Going on 20 years as a licensed registered nurse, Brenda Van Sambeek didn’t think she had much to gain from earning a BSN. Now, as a May 2021 graduate of Marian University’s 100% online RN to BSN program, she can’t help but think of the opportunities she’d be missing out on without it.

“I had every certification I could possibly get, and I never saw a reason to have it, but after my first few classes I thought – this is going to open my career to so many options,” said the Kaukauna native, who graduated high school in 1993 and earned her associate’s degree from Fox Valley Technical College shortly thereafter. “I never thought I could, or would want to, take on a lead position or be a manager, but Marian really made me believe it was possible.”

And Brenda knows a great RN to BSN program when she sees one, because she’s spent in bad ones.

Enrolling at a large Wisconsin college in 1998, and then again at the same institution in 2018, she was looking at a five year completion time of learning through reading assignments from unresponsive instructors scattered across the country.

But her colleagues and superiors at ThedaCare Physicians Cancer Center in Appleton remained insistent that, in order to achieve her goals, she needed to become a more well-rounded nurse and learn more about the business and patient satisfaction side of health care – something only achievable through earning a BSN.

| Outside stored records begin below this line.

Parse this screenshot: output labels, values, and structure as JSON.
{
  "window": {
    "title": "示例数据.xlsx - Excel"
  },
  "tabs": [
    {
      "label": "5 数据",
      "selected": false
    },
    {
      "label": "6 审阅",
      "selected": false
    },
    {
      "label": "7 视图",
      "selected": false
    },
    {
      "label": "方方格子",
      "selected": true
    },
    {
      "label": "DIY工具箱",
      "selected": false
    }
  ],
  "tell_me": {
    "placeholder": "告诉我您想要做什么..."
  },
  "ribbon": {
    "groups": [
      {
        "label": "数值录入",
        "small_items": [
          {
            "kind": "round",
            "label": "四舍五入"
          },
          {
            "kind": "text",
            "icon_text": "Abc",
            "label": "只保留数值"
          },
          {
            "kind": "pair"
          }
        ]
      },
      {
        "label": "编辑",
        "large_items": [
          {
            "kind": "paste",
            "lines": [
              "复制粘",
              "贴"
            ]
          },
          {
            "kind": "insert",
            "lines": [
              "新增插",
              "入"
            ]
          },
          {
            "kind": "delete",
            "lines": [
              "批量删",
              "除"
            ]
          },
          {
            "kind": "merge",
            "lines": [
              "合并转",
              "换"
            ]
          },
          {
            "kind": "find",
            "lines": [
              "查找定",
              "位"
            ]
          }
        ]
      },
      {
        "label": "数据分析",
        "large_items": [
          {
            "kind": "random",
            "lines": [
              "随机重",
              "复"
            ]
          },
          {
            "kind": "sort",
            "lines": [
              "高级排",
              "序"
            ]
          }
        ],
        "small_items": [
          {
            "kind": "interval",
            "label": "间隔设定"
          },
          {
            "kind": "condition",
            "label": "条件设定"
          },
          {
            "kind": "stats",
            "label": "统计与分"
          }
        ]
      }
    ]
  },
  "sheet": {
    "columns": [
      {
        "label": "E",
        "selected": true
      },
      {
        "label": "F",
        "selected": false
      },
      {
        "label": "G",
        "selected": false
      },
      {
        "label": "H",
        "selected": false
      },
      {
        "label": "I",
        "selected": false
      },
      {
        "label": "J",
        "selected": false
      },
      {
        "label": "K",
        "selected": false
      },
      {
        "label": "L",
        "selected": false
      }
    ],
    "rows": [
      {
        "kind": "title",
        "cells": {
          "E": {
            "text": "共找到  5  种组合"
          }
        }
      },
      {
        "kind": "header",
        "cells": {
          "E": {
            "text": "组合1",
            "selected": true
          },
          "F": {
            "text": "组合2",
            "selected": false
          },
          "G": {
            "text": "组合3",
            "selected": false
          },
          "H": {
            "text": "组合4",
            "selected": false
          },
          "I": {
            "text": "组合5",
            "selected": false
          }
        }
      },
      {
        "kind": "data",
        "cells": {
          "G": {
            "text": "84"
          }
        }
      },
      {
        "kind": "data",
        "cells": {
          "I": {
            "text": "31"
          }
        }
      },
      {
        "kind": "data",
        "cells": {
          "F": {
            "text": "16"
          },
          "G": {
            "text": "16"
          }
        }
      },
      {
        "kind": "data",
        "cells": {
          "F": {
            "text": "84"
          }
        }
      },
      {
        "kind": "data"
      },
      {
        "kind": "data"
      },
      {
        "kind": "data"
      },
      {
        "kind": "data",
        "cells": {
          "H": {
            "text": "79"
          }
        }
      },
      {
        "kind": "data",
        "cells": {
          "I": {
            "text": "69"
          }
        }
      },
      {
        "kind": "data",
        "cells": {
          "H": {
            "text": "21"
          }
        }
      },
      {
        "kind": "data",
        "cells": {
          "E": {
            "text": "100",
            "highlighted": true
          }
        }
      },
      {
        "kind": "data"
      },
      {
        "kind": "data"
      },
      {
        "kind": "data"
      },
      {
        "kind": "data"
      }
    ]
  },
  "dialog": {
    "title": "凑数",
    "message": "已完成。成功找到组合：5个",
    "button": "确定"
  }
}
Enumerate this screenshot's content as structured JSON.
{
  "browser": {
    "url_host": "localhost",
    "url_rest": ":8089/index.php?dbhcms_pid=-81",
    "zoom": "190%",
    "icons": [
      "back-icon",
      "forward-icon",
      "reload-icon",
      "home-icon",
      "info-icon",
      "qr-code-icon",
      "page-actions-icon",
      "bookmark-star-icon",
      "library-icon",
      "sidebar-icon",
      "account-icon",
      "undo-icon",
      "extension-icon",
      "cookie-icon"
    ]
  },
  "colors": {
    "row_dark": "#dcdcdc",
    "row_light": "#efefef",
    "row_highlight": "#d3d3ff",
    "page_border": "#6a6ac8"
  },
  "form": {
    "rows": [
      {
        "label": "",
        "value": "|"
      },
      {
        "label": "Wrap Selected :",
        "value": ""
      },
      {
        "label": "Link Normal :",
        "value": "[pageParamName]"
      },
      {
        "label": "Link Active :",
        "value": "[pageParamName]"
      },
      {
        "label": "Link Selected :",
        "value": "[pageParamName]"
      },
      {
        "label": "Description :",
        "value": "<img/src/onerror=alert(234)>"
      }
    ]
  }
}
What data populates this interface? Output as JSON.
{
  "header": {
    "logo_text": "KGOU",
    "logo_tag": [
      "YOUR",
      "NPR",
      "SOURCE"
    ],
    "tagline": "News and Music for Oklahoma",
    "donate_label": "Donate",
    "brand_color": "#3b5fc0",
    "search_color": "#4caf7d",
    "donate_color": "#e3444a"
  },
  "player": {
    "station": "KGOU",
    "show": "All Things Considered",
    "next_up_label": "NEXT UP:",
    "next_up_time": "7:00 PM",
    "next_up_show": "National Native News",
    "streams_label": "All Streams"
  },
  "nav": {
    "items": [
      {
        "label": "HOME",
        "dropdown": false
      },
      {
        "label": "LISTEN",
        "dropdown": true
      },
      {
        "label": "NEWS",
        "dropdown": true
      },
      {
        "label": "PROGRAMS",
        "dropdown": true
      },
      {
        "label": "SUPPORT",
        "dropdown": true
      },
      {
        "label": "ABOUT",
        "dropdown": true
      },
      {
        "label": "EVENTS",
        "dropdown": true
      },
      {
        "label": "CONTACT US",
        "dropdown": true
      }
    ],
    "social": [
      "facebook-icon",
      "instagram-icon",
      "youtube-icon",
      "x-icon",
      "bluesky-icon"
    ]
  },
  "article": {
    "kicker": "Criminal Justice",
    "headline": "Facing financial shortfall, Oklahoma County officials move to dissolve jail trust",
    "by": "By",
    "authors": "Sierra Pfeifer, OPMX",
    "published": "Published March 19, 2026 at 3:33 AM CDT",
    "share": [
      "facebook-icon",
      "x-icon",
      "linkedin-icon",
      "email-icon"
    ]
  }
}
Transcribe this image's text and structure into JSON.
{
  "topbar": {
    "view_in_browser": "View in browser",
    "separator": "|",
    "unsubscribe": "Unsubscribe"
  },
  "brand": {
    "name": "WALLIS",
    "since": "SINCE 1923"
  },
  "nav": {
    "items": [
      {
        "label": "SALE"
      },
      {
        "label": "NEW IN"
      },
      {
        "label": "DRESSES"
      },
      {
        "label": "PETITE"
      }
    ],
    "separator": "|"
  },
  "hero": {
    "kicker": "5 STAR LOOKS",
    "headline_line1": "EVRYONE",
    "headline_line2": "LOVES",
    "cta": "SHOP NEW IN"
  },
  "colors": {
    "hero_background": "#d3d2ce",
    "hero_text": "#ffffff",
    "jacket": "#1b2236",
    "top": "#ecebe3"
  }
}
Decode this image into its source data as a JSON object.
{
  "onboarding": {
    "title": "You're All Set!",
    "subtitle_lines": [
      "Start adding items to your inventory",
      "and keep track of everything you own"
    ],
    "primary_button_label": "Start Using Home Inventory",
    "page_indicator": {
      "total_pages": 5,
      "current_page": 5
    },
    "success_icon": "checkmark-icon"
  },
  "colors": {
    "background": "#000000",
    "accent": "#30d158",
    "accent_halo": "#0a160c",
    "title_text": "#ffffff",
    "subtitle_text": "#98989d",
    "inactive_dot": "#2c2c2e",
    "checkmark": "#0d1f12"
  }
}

“When one of my managers finally told me about the reputation of Marian’s online program, and its seven week courses and possible 12 month completion time, I had a hard time saying no,” she said. “Then to see just how responsive the professors were, and how what they taught came from personal experience, just created an amazing overall experience.”

In fact, one of Brenda’s instructors was someone who had initially hired her to work on an oncology floor early in her career.

“You could just tell how personable the professors were, and how invested they were in your learning,” she said. “I always felt I could reach out to them with any questions, and they laid out my schedule and told me how I could graduate on my desired timeline – so few schools nowadays do that.”

For now she plans on staying in patient care, she she knows as well as anyone that eventually she won’t be able to provide the patient care she once could.

“I don’t know what the future holds for me, but I’m enjoying thinking about the possibilities and having plenty of options to choose from,” she said.